Il reçoit chez lui, rue de Vaugirard, au cœur de son quartier de prédilection, celui des éditeurs et des ministères, celui des belles bourgeoises, des intellectuelles piquantes et des actrices ardentes. Georges Kiejman loge en étage élevé, avec pamplemoussier en terrasse. La construction date des années 60-70, époque de son ascension et de ses succès. Lesquels ont duré longtemps, tant il n’a jamais quitté le devant de la scène judiciaire et politique, amoureuse et mondaine.
Il s’excuse de ne plus pouvoir se lever, lui qui a longtemps dressé haut son mètre 81 dans les prétoires, plaidant sec et dur, féroce et brillant, strict et incisif. Son cœur, qui s’est beaucoup ouvert à l’inconnu comme aux très connues, fatigue d’autant qu’il s’épargne désormais les interventions chirurgicales incessantes.
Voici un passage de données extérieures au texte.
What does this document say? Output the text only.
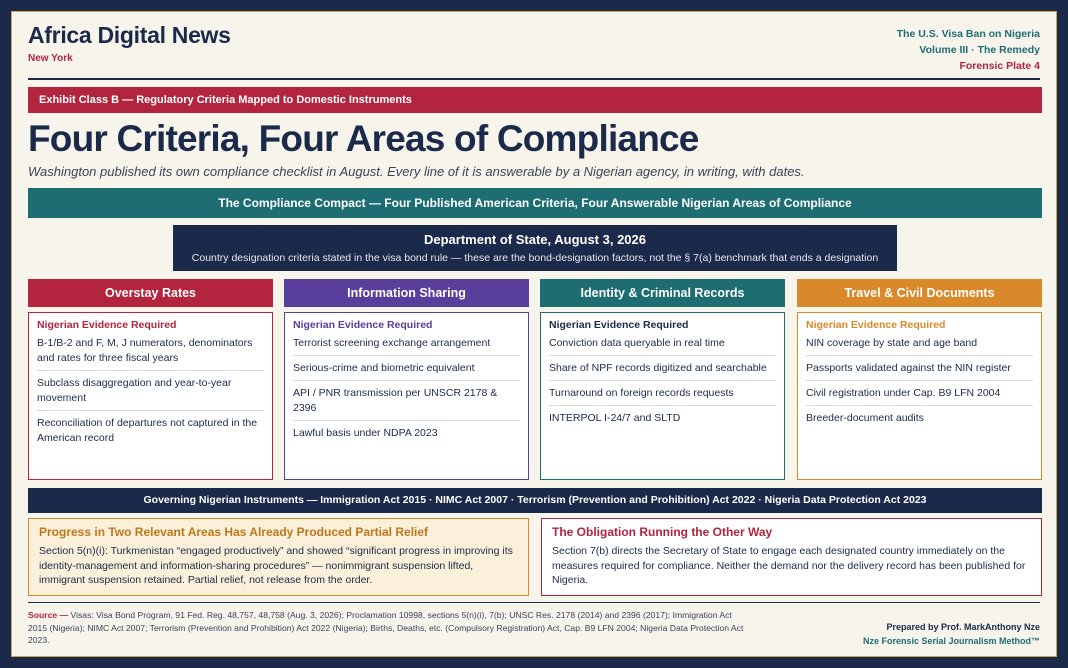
Africa Digital News
New York
The U.S. Visa Ban on Nigeria
Volume III · The Remedy
Forensic Plate 4
Exhibit Class B — Regulatory Criteria Mapped to Domestic Instruments
Four Criteria, Four Areas of Compliance
Washington published its own compliance checklist in August. Every line of it is answerable by a Nigerian agency, in writing, with dates.
The Compliance Compact — Four Published American Criteria, Four Answerable Nigerian Areas of Compliance
Department of State, August 3, 2026
Country designation criteria stated in the visa bond rule — these are the bond-designation factors, not the § 7(a) benchmark that ends a designation
Overstay Rates
Nigerian Evidence Required
B-1/B-2 and F, M, J numerators, denominators and rates for three fiscal years
Subclass disaggregation and year-to-year movement
Reconciliation of departures not captured in the American record
Information Sharing
Nigerian Evidence Required
Terrorist screening exchange arrangement
Serious-crime and biometric equivalent
API / PNR transmission per UNSCR 2178 & 2396
Lawful basis under NDPA 2023
Identity & Criminal Records
Nigerian Evidence Required
Conviction data queryable in real time
Share of NPF records digitized and searchable
Turnaround on foreign records requests
INTERPOL I-24/7 and SLTD
Travel & Civil Documents
Nigerian Evidence Required
NIN coverage by state and age band
Passports validated against the NIN register
Civil registration under Cap. B9 LFN 2004
Breeder-document audits
Governing Nigerian Instruments — Immigration Act 2015 · NIMC Act 2007 · Terrorism (Prevention and Prohibition) Act 2022 · Nigeria Data Protection Act 2023
Progress in Two Relevant Areas Has Already Produced Partial Relief
Section 5(n)(i): Turkmenistan “engaged productively” and showed “significant progress in improving its identity-management and information-sharing procedures” — nonimmigrant suspension lifted, immigrant suspension retained. Partial relief, not release from the order.
The Obligation Running the Other Way
Section 7(b) directs the Secretary of State to engage each designated country immediately on the measures required for compliance. Neither the demand nor the delivery record has been published for Nigeria.
Source — Visas: Visa Bond Program, 91 Fed. Reg. 48,757, 48,758 (Aug. 3, 2026); Proclamation 10998, sections 5(n)(i), 7(b); UNSC Res. 2178 (2014) and 2396 (2017); Immigration Act 2015 (Nigeria); NIMC Act 2007; Terrorism (Prevention and Prohibition) Act 2022 (Nigeria); Births, Deaths, etc. (Compulsory Registration) Act, Cap. B9 LFN 2004; Nigeria Data Protection Act 2023.
Prepared by Prof. MarkAnthony Nze
Nze Forensic Serial Journalism Method™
Il porte toujours cette fine moustache de mousquetaire, assez d’Artagnan pour la bravade, un peu Aramis pour le goût des honneurs, très peu Athos, car on sent chez lui peu de remords. Face aux actuels barbichus faussement ensauvagés, cette fine lame qui lui cisaille la lèvre supérieure est signe d’une civilité intelligente et d’un dandysme de belle étoffe, tant il n’a jamais cédé sur l’élégance de bon faiseur, même pendant sa jeunesse miséreuse. Kiejman a 89 ans. Il entame ses mémoires alertes et drôles par cette phrase : «Je suis un homme qui va mourir.» Et poursuit ainsi : «J’étais fait pour la légèreté et j’enrage de ces années qui ne reviendront pas.» Ne pas croire pour autant qu’il se retranche dans un marasme mélancolique ou qu’il brandit son anachronisme comme un vade retro satanique. Kiejman n’est pas un homme de rupture, ni de déconnection. Si le pas est hésitant, l’esprit est vif, la conversation chamarrée et le souci de l’actualité avéré.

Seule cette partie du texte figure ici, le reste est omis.